Both labs move fast and their hiring windows close quickly, often before you notice they opened. Simplify's Job Tracker keeps you organized across applications, alerts you to new roles at either lab the moment they drop, and tracks your progress through their different interview loops, so you're never caught refreshing a careers page at midnight.

Frequently asked questions

Is it harder to get hired at OpenAI or Anthropic as a new grad?

Both are tough, but the difficulty sits in different places. OpenAI gates on raw algorithmic and ML-theory horsepower across a long onsite. Anthropic gates on demonstrated, shipped work. If you lack a pedigree but have deployed projects, Anthropic's screen rewards you more. If you grind algorithms well, OpenAI's loop plays to that strength.

Does Anthropic really not require a PhD?

Correct. Anthropic states a PhD and prior ML experience are not required, and about half its technical staff don't hold one. The catch is the bar shifts to proof of work. You're expected to show independent research, meaningful open-source contributions, or a genuinely sharp technical write-up that stands in for formal credentials.

How long does the OpenAI interview process take?

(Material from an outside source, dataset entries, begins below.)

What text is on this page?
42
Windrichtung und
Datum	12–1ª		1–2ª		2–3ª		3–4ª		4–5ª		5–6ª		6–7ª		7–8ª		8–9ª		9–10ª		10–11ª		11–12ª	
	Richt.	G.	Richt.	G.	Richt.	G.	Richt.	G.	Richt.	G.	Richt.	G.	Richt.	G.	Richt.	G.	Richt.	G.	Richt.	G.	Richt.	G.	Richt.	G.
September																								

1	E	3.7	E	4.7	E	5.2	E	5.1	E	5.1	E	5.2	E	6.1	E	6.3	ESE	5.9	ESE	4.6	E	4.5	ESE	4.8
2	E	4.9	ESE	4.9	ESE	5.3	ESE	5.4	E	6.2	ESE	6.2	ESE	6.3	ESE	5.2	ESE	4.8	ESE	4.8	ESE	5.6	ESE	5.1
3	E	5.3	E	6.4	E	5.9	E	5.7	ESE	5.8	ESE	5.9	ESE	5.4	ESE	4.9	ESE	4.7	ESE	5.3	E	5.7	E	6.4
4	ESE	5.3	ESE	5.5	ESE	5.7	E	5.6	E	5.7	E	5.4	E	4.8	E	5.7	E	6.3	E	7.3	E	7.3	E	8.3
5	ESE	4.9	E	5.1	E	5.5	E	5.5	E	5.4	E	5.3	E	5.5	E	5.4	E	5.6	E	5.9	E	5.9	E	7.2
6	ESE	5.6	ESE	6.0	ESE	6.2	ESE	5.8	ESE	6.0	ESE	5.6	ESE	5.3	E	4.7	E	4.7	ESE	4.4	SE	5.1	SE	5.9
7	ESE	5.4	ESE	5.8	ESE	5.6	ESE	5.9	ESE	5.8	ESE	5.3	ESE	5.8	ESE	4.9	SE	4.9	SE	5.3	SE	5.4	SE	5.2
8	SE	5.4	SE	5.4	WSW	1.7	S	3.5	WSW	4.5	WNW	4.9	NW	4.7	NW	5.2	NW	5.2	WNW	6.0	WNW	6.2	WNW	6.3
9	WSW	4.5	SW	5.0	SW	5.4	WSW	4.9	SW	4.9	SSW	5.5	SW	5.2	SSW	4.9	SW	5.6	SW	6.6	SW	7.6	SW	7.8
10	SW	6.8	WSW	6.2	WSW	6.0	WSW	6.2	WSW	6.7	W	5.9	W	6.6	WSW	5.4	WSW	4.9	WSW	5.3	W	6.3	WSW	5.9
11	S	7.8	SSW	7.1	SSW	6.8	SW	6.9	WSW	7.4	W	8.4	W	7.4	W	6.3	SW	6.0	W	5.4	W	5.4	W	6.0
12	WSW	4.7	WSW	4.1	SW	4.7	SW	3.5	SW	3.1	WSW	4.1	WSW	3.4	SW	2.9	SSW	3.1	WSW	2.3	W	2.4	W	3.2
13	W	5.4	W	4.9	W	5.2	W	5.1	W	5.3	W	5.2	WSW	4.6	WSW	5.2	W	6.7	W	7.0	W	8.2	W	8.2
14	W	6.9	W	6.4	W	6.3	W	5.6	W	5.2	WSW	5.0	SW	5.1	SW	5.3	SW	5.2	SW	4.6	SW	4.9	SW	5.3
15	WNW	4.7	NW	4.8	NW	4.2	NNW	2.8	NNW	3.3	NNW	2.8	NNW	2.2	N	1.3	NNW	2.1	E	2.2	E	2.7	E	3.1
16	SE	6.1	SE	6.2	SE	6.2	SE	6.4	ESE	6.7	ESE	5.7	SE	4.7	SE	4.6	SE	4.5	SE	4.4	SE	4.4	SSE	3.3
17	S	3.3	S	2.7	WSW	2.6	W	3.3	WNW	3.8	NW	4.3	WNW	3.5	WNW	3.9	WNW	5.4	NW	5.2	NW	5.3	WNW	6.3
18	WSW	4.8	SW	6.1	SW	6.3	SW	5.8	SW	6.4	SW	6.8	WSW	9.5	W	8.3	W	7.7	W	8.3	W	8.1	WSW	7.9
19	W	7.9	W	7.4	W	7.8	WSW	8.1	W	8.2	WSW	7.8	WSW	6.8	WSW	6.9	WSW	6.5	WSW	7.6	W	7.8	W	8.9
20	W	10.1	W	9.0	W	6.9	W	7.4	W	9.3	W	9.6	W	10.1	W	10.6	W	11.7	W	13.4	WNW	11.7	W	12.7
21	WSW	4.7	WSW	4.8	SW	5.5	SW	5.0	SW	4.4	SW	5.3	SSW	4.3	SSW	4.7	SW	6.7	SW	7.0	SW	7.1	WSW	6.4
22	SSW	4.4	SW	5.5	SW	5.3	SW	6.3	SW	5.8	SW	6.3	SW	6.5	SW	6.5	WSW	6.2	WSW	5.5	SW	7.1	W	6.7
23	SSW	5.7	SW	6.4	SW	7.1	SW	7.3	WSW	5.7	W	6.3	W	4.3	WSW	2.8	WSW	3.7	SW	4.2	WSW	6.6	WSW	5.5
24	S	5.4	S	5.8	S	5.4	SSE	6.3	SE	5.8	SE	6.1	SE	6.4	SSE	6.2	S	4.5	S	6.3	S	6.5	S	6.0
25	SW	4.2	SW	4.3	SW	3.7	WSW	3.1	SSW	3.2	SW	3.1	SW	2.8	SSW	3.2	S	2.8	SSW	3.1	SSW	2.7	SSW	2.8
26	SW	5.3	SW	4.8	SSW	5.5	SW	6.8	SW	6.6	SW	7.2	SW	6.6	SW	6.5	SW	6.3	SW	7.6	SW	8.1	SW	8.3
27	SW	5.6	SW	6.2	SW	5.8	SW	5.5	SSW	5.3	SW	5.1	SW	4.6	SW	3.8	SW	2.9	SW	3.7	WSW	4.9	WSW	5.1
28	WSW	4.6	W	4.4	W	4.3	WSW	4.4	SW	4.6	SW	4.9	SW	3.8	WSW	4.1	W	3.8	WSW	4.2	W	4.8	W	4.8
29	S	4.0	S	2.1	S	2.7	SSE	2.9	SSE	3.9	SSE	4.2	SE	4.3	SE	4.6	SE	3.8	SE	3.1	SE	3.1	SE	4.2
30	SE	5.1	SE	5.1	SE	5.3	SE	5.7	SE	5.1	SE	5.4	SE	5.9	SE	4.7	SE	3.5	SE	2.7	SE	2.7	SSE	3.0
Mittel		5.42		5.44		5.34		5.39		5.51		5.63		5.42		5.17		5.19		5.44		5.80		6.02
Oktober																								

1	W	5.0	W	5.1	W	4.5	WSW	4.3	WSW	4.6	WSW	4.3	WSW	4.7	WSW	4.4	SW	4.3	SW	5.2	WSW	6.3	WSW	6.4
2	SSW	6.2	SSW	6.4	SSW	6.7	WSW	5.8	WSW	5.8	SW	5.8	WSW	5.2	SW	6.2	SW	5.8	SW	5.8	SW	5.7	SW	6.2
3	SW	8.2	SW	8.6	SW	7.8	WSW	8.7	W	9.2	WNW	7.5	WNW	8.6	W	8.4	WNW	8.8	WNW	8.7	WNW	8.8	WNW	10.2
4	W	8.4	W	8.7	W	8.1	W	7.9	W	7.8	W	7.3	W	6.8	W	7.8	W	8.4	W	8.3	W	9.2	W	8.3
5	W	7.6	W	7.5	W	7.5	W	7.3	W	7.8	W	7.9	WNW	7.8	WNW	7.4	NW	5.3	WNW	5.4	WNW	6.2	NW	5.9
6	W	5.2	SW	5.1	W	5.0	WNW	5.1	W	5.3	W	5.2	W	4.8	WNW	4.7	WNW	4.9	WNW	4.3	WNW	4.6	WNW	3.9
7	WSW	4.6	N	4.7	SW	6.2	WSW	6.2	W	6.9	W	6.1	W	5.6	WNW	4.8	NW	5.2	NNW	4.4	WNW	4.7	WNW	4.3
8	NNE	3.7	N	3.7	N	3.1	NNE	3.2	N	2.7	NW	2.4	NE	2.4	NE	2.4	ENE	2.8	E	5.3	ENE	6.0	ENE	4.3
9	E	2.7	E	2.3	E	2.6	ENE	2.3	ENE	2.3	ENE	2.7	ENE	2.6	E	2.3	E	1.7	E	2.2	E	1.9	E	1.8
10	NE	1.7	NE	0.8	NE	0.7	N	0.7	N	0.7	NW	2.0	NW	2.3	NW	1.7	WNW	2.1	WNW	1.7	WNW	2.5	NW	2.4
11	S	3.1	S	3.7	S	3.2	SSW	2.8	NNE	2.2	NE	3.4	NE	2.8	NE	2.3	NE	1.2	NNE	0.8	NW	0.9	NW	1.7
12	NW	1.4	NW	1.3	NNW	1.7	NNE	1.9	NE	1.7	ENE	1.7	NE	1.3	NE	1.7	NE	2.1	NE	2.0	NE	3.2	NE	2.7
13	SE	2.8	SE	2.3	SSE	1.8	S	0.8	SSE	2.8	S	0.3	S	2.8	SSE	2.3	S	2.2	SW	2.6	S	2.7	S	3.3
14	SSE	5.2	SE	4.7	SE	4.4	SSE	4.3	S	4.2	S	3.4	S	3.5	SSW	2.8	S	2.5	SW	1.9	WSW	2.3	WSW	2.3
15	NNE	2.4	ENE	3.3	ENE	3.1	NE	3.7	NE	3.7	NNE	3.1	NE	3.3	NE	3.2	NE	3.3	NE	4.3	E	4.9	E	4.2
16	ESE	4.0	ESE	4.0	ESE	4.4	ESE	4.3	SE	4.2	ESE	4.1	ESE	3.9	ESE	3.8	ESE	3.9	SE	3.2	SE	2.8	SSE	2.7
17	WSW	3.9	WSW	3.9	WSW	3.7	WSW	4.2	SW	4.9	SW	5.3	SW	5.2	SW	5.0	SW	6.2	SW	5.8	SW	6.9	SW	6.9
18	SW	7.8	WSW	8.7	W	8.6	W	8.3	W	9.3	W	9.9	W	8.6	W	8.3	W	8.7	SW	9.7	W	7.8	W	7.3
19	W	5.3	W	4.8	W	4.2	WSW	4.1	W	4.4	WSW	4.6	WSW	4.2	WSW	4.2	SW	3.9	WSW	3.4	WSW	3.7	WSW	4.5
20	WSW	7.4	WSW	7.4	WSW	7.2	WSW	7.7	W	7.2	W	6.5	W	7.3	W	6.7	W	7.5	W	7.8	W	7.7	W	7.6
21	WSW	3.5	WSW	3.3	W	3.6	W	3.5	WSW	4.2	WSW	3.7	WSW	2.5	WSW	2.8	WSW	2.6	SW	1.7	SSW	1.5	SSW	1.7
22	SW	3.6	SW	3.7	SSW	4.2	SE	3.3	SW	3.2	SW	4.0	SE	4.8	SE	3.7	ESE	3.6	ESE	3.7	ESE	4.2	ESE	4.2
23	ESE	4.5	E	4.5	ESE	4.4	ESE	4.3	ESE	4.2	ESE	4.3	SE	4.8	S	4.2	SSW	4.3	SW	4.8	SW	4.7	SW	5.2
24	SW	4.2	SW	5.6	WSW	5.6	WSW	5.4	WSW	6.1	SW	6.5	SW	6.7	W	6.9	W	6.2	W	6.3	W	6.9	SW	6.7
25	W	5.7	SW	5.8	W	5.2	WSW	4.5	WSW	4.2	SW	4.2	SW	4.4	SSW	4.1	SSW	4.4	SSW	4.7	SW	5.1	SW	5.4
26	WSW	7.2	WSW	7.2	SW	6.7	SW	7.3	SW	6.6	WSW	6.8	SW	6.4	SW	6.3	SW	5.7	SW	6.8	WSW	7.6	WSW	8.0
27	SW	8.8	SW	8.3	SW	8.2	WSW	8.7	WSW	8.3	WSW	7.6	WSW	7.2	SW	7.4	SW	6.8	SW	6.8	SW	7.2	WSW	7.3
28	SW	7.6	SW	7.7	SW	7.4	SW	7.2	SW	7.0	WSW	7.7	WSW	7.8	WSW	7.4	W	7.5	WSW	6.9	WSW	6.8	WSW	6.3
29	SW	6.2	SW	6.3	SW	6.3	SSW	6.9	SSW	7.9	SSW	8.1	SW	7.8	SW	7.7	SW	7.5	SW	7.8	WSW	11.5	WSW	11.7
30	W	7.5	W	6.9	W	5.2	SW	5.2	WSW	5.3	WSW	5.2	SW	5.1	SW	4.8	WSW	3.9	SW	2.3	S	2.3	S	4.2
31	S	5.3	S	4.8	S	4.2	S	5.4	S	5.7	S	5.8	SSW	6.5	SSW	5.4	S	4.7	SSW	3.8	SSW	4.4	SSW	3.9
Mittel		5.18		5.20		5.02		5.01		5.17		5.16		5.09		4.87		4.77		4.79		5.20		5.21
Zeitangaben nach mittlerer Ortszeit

Plan for roughly a month from first contact to decision. The centerpiece is a 4-to-6 hour virtual onsite covering live coding, system design, and applied ML theory. Block real prep time for statistics topics like KL divergence and classifier bounds, since those trip up strong coders who skipped the math refresh.

Which lab offers better equity for a pre-IPO joiner?

It depends on your risk tolerance. OpenAI has shown actual liquidity through a 2025 secondary sale and a rumored near-term IPO, so cashing out is more concrete. Anthropic offers no comparable secondary yet but climbed in valuation faster. One is a clearer exit, the other a steeper bet on growth.

Should I apply cold or find a referral at these labs?

Referrals and unconventional hooks clear the bar far more often than cold applications. A warm intro from someone inside, or a specific, credible reason you reached out, beats dropping a resume into a portal. Build a documented project first, then use it as the reason to start a real conversation with someone on the team.